Saturday, June 12, 2010

La Permutation *


Photo : Orlando Luis Pardo Lazo
Mon optimisme s’assèche sans que j’aie pu profiter –à mon grand regret- un instant de cette sensation qui porte tant de noms mais qu’un seul verbe définit : croire. Une fois encore cette autre Claudia –la sceptique- reproche à la naïve : je t’avais prévenue que l’action c’était « douter ». Quand Pablo Pacheco m’a appelé, ému par les conversations initiées entre l’Église Catholique et le gouvernement cubain, je lui ai dit : Je ne me fais pas d’illusions mais je me réjouis que toi, depuis ta cellule et condamné à vingt ans pour avoir publié ton opinion, tu ne perdes pas la foi.
Quelques jours plus tard a commencé un transfert de prisonniers politiques que j’ai décidé de baptiser «La Permutation ». Toujours aussi incrédule –je me suis reprise- laisse-leur une marge de temps, peut-être vont-ils en libérer quelques uns avant que l’âme de Fariñas se libère de son corps.

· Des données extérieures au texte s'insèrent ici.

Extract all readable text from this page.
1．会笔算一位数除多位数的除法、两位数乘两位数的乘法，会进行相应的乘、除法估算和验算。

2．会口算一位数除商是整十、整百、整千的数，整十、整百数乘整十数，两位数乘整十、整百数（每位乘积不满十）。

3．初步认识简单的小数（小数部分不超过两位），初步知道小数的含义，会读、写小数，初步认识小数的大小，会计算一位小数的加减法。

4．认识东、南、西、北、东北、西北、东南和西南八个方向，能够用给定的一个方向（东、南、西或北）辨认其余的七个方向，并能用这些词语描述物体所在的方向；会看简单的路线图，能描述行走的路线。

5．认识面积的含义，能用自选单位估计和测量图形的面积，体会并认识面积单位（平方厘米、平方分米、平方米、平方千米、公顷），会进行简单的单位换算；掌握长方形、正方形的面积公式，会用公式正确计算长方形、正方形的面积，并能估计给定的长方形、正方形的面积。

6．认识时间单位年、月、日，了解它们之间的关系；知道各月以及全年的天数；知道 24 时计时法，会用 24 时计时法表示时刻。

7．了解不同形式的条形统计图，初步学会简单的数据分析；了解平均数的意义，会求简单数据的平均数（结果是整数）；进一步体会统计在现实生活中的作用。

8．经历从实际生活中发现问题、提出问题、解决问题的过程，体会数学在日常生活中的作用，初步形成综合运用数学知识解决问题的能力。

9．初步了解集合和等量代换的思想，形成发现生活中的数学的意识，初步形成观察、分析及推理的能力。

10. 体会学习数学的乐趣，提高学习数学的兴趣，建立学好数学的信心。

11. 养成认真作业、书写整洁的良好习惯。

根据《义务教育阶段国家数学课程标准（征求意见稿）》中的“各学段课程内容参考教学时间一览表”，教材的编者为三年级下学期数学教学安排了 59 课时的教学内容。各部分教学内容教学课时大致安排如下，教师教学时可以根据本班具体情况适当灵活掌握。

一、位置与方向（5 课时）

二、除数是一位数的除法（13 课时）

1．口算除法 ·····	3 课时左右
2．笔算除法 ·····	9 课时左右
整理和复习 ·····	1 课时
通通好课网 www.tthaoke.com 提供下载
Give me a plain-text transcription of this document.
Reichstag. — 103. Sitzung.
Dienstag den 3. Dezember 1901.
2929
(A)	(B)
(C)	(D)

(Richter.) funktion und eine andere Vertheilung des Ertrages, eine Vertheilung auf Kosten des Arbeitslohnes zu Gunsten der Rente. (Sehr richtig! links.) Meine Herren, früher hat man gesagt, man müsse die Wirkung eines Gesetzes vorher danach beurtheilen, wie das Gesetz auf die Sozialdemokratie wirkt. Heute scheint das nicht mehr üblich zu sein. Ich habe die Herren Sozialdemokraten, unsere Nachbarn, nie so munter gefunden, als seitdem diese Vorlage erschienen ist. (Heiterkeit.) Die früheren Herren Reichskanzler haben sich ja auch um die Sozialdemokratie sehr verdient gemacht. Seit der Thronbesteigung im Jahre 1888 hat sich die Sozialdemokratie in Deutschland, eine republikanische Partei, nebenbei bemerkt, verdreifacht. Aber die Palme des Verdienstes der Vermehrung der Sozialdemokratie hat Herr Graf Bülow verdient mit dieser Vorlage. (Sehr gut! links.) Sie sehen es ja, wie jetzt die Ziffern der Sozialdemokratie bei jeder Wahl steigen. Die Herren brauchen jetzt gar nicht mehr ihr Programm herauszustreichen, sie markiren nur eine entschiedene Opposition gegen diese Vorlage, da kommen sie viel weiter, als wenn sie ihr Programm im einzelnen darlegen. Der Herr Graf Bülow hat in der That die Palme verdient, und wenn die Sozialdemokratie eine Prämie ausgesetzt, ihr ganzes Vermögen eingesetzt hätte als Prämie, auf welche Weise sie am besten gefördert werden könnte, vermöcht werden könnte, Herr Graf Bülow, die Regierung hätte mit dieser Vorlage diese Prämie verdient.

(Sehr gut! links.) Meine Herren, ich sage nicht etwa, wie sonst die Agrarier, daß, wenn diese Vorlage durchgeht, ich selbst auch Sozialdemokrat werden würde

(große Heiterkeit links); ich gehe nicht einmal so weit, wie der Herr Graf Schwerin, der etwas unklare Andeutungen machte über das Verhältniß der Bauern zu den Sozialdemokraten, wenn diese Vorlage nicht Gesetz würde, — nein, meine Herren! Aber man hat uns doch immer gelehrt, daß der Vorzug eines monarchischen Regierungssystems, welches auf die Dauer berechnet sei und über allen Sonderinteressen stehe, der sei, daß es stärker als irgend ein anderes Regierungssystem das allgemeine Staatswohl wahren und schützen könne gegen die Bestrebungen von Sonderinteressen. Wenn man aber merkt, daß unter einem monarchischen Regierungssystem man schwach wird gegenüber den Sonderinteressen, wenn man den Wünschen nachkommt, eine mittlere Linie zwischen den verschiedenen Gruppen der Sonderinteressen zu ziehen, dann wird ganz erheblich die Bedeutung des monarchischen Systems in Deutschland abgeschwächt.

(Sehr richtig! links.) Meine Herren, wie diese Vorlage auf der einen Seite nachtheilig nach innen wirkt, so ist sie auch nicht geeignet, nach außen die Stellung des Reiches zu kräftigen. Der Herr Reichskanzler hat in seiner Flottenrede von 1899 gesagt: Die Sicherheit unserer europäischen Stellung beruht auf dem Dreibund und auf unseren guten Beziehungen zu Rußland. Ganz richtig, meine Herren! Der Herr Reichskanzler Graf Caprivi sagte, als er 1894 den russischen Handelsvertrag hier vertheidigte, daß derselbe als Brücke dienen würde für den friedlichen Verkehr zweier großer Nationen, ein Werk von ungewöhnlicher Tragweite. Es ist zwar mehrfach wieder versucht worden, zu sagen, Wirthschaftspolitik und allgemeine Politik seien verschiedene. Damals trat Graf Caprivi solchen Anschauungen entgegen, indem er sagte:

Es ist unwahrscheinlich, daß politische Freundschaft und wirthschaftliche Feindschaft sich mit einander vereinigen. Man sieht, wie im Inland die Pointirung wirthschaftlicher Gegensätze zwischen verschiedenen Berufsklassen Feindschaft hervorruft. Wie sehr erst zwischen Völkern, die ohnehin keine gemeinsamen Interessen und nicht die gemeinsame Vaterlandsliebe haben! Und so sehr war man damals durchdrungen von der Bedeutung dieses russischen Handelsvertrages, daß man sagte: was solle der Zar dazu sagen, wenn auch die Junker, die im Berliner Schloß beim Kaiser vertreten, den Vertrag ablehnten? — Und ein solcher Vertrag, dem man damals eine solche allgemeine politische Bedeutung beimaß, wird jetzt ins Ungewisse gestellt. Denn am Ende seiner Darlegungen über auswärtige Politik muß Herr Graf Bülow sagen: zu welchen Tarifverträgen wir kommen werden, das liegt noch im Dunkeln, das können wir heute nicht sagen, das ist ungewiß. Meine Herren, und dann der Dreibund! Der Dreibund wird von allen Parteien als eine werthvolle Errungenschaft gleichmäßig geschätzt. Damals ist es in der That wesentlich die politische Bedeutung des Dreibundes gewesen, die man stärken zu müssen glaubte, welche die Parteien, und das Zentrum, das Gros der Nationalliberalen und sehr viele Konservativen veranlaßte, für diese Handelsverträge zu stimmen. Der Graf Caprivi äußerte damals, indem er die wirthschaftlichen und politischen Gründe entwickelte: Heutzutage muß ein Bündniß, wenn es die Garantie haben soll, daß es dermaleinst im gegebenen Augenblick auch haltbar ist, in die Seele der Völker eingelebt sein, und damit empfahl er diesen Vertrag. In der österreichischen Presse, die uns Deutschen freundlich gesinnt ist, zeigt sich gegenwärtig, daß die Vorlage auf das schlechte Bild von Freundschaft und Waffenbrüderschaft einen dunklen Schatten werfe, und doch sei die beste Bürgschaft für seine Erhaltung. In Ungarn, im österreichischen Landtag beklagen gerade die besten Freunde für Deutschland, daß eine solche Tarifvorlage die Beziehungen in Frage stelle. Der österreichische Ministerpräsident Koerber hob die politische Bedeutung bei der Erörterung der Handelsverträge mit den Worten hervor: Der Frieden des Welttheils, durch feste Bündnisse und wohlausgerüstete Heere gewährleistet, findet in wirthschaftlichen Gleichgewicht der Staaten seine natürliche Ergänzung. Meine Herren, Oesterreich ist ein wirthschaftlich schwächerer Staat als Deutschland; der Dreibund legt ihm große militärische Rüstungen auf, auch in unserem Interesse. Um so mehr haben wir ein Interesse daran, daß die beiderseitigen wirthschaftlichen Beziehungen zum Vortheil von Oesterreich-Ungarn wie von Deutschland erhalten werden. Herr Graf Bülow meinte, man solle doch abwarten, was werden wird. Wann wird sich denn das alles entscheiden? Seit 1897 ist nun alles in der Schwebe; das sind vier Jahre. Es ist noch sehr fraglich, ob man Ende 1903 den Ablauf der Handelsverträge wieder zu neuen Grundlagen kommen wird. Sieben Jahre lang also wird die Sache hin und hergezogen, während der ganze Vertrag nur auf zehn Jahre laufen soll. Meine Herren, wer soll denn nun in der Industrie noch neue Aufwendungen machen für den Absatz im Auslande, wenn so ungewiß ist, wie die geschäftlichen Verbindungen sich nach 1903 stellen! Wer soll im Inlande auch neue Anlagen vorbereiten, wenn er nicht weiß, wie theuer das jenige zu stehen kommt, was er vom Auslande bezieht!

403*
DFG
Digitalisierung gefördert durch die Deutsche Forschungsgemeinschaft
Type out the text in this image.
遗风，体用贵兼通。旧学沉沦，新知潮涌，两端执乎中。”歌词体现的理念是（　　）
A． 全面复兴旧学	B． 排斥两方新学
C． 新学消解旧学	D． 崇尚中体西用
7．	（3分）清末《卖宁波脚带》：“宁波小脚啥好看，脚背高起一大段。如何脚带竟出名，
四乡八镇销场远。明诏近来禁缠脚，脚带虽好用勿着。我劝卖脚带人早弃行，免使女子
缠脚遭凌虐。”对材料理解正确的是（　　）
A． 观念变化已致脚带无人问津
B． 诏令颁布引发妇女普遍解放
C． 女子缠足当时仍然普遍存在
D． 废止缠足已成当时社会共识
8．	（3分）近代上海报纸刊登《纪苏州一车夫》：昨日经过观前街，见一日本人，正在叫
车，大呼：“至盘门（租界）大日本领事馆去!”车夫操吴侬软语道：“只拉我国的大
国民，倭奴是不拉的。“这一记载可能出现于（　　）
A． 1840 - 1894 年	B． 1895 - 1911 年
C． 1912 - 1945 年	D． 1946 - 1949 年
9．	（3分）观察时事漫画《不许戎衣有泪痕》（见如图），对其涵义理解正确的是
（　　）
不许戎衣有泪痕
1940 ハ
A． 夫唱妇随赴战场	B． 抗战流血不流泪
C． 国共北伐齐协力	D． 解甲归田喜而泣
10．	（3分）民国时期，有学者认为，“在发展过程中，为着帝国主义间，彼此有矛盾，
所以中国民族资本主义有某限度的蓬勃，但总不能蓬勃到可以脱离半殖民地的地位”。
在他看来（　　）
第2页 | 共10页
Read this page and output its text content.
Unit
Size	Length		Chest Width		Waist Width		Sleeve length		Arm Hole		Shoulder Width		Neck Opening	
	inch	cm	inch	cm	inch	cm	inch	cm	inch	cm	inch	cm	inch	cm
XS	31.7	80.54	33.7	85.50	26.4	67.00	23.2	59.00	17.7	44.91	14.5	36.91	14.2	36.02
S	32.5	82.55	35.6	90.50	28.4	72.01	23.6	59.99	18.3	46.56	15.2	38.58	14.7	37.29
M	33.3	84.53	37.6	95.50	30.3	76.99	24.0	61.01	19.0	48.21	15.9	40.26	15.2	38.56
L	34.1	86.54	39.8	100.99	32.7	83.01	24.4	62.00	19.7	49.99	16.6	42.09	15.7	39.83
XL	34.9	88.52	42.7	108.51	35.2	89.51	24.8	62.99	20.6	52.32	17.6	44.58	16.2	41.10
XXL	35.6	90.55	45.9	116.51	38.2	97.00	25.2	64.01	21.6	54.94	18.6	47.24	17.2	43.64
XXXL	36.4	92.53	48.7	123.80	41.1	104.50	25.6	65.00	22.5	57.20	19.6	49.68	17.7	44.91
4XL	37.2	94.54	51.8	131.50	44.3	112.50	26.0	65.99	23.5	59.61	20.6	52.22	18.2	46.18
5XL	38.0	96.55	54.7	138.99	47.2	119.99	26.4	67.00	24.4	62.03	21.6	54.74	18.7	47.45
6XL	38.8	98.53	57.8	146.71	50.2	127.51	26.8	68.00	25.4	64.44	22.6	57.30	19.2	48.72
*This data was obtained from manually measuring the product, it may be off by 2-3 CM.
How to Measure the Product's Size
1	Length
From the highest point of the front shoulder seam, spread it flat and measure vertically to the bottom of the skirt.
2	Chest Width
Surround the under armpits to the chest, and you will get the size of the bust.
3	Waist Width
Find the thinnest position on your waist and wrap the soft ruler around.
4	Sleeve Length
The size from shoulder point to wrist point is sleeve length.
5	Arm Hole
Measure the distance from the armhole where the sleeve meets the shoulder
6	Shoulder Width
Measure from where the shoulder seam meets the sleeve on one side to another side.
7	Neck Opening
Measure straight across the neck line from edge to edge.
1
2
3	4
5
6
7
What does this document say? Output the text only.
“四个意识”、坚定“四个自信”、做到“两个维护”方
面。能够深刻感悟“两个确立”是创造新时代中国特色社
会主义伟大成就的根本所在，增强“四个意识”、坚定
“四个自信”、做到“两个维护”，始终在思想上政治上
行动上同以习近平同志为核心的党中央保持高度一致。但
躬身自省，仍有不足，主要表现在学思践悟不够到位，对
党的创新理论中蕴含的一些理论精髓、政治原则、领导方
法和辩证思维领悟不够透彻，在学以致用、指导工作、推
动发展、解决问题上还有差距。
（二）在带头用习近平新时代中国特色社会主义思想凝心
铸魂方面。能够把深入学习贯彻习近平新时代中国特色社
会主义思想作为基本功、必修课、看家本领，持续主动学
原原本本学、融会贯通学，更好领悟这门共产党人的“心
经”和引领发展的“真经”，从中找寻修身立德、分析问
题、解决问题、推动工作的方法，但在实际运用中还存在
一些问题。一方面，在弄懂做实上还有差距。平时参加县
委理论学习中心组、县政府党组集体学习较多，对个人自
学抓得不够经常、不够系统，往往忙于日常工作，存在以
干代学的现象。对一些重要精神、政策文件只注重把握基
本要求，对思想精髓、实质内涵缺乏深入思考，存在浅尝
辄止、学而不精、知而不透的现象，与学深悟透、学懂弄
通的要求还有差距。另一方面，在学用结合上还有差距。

Quelle naïveté est la mienne est quel cynisme celui de mon gouvernement !
Quand j’ai appris – après les habituels allers et retours du Ministère des Relations Extérieures– que M. Manfred Nowak, Rapporteur Spécial du Conseil des Droits de l’Homme sur la Torture, ne viendrait pas à Cuba, tout m’a paru clair : nous sommes en présence de la Permutation, à qui ça plait, tant mieux, et sinon qu’il pourrisse dans sa prison. Je deviens même parano et je me demande si les deux décisions (dialogue Cardinal-Général et refus d’entrée du rapporteur) auraient pu surgir au même moment dans un seul esprit. Ne s’agissait-il pas, au départ, de libérer les journalistes er les dissidents malades ? À quel moment « changer de province » a pris la place de « libération » ? Emprisonner un homme pour ses idées, est-ce de la torture ? Et le changer de prison, qu’est-ce que c’est ?
Je serais enchantée que demain quelqu’un me montre l’évidence de mon erreur, que mes amis me sermonnent: « Tu es toujours si radicale ! », que les détracteurs d’Octavo Cerco envahissent le forum avec des commentaires dans le style : Claudia, tu t’es trompée ! Rétracte-toi, Raúl Castro a libéré les malades ! Mais je ne sais pas pourquoi, ce transfert de prisonniers, le refus d’entrée du rapporteur et un dialogue sans délais ni engagements me rappelle le jeu « Pique la queue sur l’âne » : cette compétition où un joueur essaie les yeux bandés de clouer la queue à sa place sur un animal dessiné, en se guidant par les cris d’un groupe qui ne se met pas d’accord sur l’endroit qu’occupe la tête de l’animal sur le papier.
* NdT : à Cuba, même si l’on est « propriétaire » de son logement, il est interdit de le vendre. Seuls sont autorisés les échanges (« permutas »). On voit ainsi des annonces d’offres sur les maisons : « Se permuta ».